While Hezbollah's intervention in Syria has cost it soldiers and international reputation among those who bemoan its decision to throw in with the Syrian regime, the group has made new friends and developed new military concepts. If it emerges from this conflict victorious, it might eventually use its new authority to revive the flagging Syrian Army or whatever takes its place.

On the streets of Sayyida Zaynab, there's no denying Hezbollah's popularity. While driving out of the neighborhood, our taxi driver waves to several truckloads of gung-ho fighters zooming past us in the other direction.

"Jaish al-Hur," he quips: the Free Syrian Army. It's Syrian gallows humor. The Free Syrian Army is his enemy, and its fighters aren't anywhere near here.

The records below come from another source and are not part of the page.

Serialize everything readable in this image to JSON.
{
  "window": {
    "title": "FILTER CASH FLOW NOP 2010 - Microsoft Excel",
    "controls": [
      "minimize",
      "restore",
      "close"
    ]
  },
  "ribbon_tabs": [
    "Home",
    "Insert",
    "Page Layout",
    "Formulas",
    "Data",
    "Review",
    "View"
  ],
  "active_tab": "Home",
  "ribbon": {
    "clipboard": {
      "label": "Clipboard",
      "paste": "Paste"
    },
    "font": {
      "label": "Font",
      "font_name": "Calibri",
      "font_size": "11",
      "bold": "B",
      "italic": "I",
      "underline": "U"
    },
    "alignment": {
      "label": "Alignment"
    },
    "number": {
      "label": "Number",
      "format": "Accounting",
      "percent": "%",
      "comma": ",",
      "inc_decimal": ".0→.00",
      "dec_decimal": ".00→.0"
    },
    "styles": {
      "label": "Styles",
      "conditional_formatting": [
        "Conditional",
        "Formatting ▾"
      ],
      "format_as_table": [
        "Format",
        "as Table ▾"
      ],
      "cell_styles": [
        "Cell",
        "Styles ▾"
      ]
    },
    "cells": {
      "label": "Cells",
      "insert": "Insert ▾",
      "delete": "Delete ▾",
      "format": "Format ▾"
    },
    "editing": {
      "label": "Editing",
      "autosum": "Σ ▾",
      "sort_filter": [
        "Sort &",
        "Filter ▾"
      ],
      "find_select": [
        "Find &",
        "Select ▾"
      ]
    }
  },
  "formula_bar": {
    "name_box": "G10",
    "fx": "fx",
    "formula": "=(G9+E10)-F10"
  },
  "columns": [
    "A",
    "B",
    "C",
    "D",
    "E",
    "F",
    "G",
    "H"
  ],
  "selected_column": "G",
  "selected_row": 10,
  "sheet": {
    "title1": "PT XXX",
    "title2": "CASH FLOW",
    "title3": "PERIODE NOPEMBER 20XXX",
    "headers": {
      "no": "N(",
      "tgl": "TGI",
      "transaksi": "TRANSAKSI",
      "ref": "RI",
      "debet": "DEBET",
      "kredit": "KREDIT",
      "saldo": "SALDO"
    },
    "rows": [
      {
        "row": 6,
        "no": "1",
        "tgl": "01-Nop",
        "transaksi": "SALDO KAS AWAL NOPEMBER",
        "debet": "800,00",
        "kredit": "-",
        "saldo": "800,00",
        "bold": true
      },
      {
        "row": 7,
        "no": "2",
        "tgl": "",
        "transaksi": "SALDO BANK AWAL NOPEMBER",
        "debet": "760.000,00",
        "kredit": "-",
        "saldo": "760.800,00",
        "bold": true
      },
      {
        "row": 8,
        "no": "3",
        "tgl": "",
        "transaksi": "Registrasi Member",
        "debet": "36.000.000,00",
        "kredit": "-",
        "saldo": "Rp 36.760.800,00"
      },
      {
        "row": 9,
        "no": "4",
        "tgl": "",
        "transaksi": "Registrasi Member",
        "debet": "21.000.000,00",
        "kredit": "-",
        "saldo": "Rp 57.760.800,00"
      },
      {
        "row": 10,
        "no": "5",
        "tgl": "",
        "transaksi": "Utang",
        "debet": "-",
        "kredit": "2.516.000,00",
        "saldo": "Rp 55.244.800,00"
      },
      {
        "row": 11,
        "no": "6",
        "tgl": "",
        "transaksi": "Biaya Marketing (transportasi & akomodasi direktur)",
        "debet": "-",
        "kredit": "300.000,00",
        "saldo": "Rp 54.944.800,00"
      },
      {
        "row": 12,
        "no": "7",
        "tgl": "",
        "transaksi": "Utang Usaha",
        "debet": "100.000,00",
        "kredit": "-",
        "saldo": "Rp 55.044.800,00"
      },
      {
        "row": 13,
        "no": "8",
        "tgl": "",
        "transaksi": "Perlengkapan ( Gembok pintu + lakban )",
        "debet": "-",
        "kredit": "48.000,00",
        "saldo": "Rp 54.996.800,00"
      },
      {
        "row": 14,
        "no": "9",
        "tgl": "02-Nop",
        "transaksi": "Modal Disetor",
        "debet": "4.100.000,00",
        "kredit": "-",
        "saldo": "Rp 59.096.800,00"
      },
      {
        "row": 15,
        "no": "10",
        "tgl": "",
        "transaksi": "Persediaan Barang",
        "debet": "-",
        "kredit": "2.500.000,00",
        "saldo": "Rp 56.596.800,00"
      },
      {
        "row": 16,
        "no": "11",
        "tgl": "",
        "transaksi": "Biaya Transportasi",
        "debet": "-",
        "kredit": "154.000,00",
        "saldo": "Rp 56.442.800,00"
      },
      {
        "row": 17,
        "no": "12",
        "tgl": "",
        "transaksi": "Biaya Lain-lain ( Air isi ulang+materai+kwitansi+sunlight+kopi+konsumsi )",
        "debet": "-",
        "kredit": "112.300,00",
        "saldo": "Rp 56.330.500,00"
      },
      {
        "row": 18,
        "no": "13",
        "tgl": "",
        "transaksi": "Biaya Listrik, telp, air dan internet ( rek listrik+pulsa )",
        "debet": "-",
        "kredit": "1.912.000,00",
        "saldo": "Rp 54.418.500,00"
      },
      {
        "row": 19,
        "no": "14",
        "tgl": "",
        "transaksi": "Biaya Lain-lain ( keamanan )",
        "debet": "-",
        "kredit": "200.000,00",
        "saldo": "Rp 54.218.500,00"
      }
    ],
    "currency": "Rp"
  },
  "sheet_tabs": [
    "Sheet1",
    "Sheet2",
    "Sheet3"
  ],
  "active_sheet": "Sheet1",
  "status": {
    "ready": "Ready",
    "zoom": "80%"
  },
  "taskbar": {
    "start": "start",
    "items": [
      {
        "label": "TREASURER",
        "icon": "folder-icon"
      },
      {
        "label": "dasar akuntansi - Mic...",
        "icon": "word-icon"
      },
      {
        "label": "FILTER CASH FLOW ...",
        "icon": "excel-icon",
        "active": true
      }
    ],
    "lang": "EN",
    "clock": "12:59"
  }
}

Like almost everyone else I met in Sayyida Zaynab, he turns out to be from one of the Shiite enclaves in northern Syria. Back there, he'd been carrying a weapon as well as driving taxis In his hometown of Zahraa, he told me, he'd fought the Free Syrian Army, then the Nusra Front and radical Islamists. "But the people of Zahraa were strong, and killed them all."

Could he imagine trusting local Sunnis from the neighboring villages again? "There is no trust, but no fear."

Who was he fighting for? "Hezbollah."